Czechs Delay Rate Hike to Wait for More Clarity on Global Risks
(Bloomberg) -- The Czech central bank kept borrowing costs unchanged, declining to resume Europe’s fastest monetary-tightening campaign as it waits for more clarity about global the economic slowdown and domestic inflation risks.
The cautious approach mirrors the attitude of major central banks after the U.S. Federal Reserve and the European Central Bank scaled back plans for tighter monetary policy this month. Policy makers in Prague held the benchmark rate at 1.75 percent on Thursday, extending a pause for a third meeting and in line with investors’ bets and the forecasts of most analysts.
Governor Jiri Rusnok said the global economic slowdown and a possible waning of domestic consumer-price pressures represented downside risks to the bank’s inflation forecast. He added that the central bank could still raise rates as many as a two times this year, or alternatively, hold them steady.
Growing signals of a deeper slowdown in the Czech Republic’s main trading partners, combined with a decline in domestic consumption and weaker-than-expected wage data were the main reasons for holding pat, according to the governor.
“On top of that, a number of uncertainties in the external environment, which also speak in favor of waiting with a potential rate increase, have rather grown,” Rusnok said. “There aren’t fewer uncertainties, they are maybe even more complex than before.”
Consumer-price growth accelerated to its fastest pace in 16 months in February, with core inflation running at a record-high. But several rate setters have urged caution over the effects of a slowdown in the euro zone, where Germany takes about a third of Czech exports alone.
Like at the previous two meetings, two central bankers sought a quarter-point rate increase but were again outvoted. While the debate featured arguments for raising rates, there were also worries that the bank could be forced to cut them later this year. In that situation, Rusnok said he preferred stability over fluctuations.
Other central banks in eastern Europe are treading carefully too. The meeting in Prague took place just two days after regional peer Hungary signaled caution by adopting measures that both curbed part of its monetary stimulus and introduced new steps to boost debt markets.

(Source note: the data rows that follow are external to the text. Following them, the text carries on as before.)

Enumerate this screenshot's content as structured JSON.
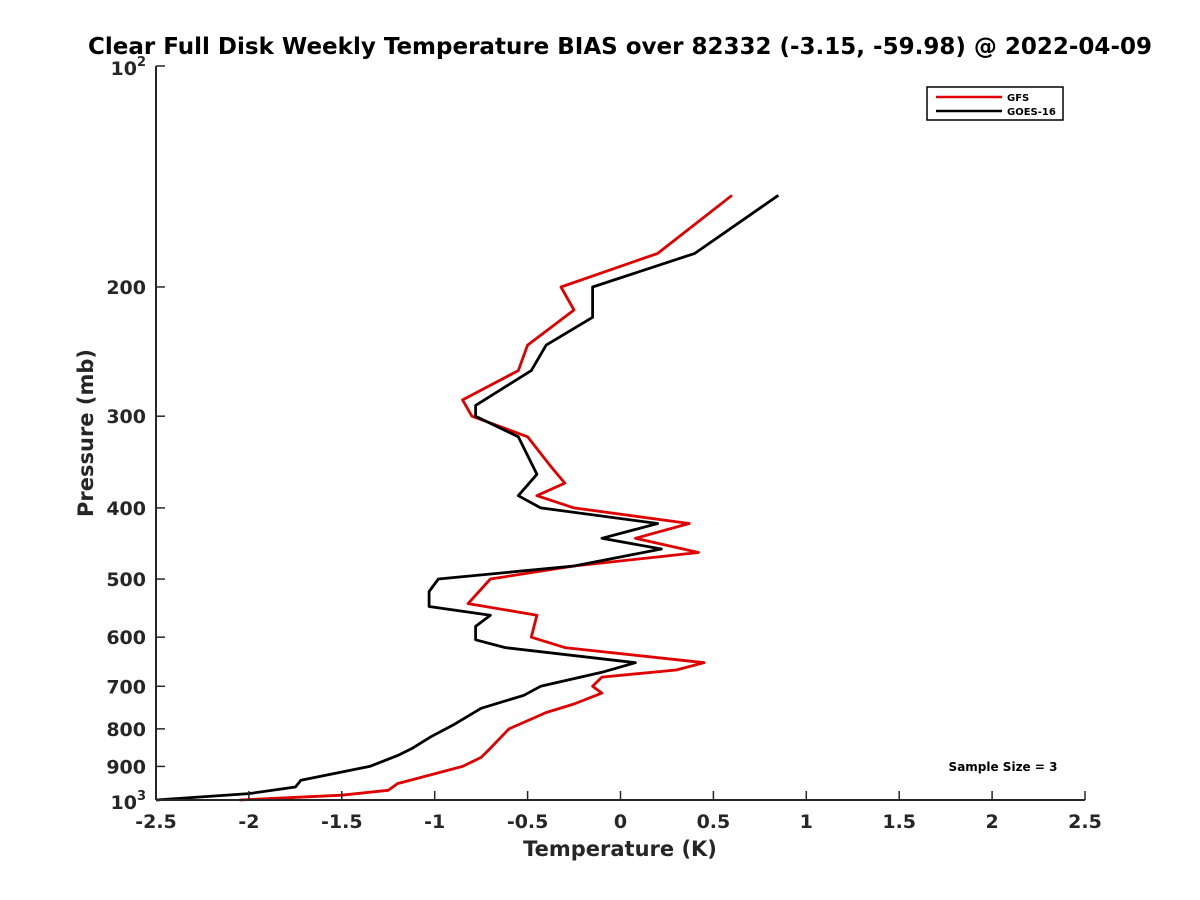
{
  "chart_data": {
    "type": "line",
    "title": "Clear Full Disk Weekly Temperature BIAS over 82332 (-3.15, -59.98) @ 2022-04-09",
    "xlabel": "Temperature (K)",
    "ylabel": "Pressure (mb)",
    "xlim": [
      -2.5,
      2.5
    ],
    "ylim": [
      100,
      1000
    ],
    "y_scale": "log",
    "y_reversed": true,
    "grid": false,
    "legend_position": "top-right",
    "x_ticks": [
      -2.5,
      -2,
      -1.5,
      -1,
      -0.5,
      0,
      0.5,
      1,
      1.5,
      2,
      2.5
    ],
    "x_tick_labels": [
      "-2.5",
      "-2",
      "-1.5",
      "-1",
      "-0.5",
      "0",
      "0.5",
      "1",
      "1.5",
      "2",
      "2.5"
    ],
    "y_ticks": [
      200,
      300,
      400,
      500,
      600,
      700,
      800,
      900
    ],
    "y_tick_labels": [
      "200",
      "300",
      "400",
      "500",
      "600",
      "700",
      "800",
      "900"
    ],
    "y_tick_top": {
      "base": "10",
      "exp": "2",
      "value": 100
    },
    "y_tick_bottom": {
      "base": "10",
      "exp": "3",
      "value": 1000
    },
    "annotation": "Sample Size = 3",
    "series": [
      {
        "name": "GFS",
        "color": "#e00000",
        "points": [
          [
            0.6,
            150
          ],
          [
            0.2,
            180
          ],
          [
            -0.32,
            200
          ],
          [
            -0.25,
            215
          ],
          [
            -0.5,
            240
          ],
          [
            -0.55,
            260
          ],
          [
            -0.85,
            285
          ],
          [
            -0.8,
            300
          ],
          [
            -0.5,
            320
          ],
          [
            -0.38,
            350
          ],
          [
            -0.3,
            370
          ],
          [
            -0.45,
            385
          ],
          [
            -0.25,
            400
          ],
          [
            0.37,
            420
          ],
          [
            0.08,
            440
          ],
          [
            0.42,
            460
          ],
          [
            -0.25,
            480
          ],
          [
            -0.7,
            500
          ],
          [
            -0.82,
            540
          ],
          [
            -0.45,
            560
          ],
          [
            -0.48,
            600
          ],
          [
            -0.3,
            620
          ],
          [
            0.45,
            650
          ],
          [
            0.3,
            665
          ],
          [
            -0.1,
            680
          ],
          [
            -0.15,
            700
          ],
          [
            -0.1,
            715
          ],
          [
            -0.25,
            740
          ],
          [
            -0.4,
            760
          ],
          [
            -0.6,
            800
          ],
          [
            -0.7,
            850
          ],
          [
            -0.75,
            875
          ],
          [
            -0.85,
            900
          ],
          [
            -1.2,
            950
          ],
          [
            -1.25,
            970
          ],
          [
            -1.5,
            985
          ],
          [
            -2.05,
            1000
          ]
        ]
      },
      {
        "name": "GOES-16",
        "color": "#000000",
        "points": [
          [
            0.85,
            150
          ],
          [
            0.4,
            180
          ],
          [
            -0.15,
            200
          ],
          [
            -0.15,
            220
          ],
          [
            -0.4,
            240
          ],
          [
            -0.48,
            260
          ],
          [
            -0.78,
            290
          ],
          [
            -0.78,
            300
          ],
          [
            -0.55,
            320
          ],
          [
            -0.45,
            360
          ],
          [
            -0.55,
            385
          ],
          [
            -0.43,
            400
          ],
          [
            0.2,
            420
          ],
          [
            -0.1,
            440
          ],
          [
            0.22,
            455
          ],
          [
            -0.25,
            480
          ],
          [
            -0.98,
            500
          ],
          [
            -1.03,
            520
          ],
          [
            -1.03,
            545
          ],
          [
            -0.7,
            560
          ],
          [
            -0.78,
            580
          ],
          [
            -0.78,
            605
          ],
          [
            -0.62,
            620
          ],
          [
            0.08,
            650
          ],
          [
            -0.1,
            670
          ],
          [
            -0.43,
            700
          ],
          [
            -0.52,
            720
          ],
          [
            -0.75,
            750
          ],
          [
            -0.9,
            790
          ],
          [
            -1.02,
            820
          ],
          [
            -1.12,
            850
          ],
          [
            -1.2,
            870
          ],
          [
            -1.35,
            900
          ],
          [
            -1.72,
            940
          ],
          [
            -1.75,
            960
          ],
          [
            -2.0,
            980
          ],
          [
            -2.5,
            1000
          ]
        ]
      }
    ]
  }
}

The koruna remains a factor that may influence future rate decisions, Rusnok said. After its weakness was a key driver of last year’s rate increases, it has stuck close to the central bank’s expectations this quarter.
The next chance to resume monetary tightening will be at the beginning of May, when rate setters will review the quarterly update of the central bank’s forecasts. That could give a clearer outlook for the future interest-rate path, and Rusnok said he couldn’t rule out holding borrowing costs unchanged or raising them.
“For now, it certainly doesn’t look that we would consider a cut,” he said.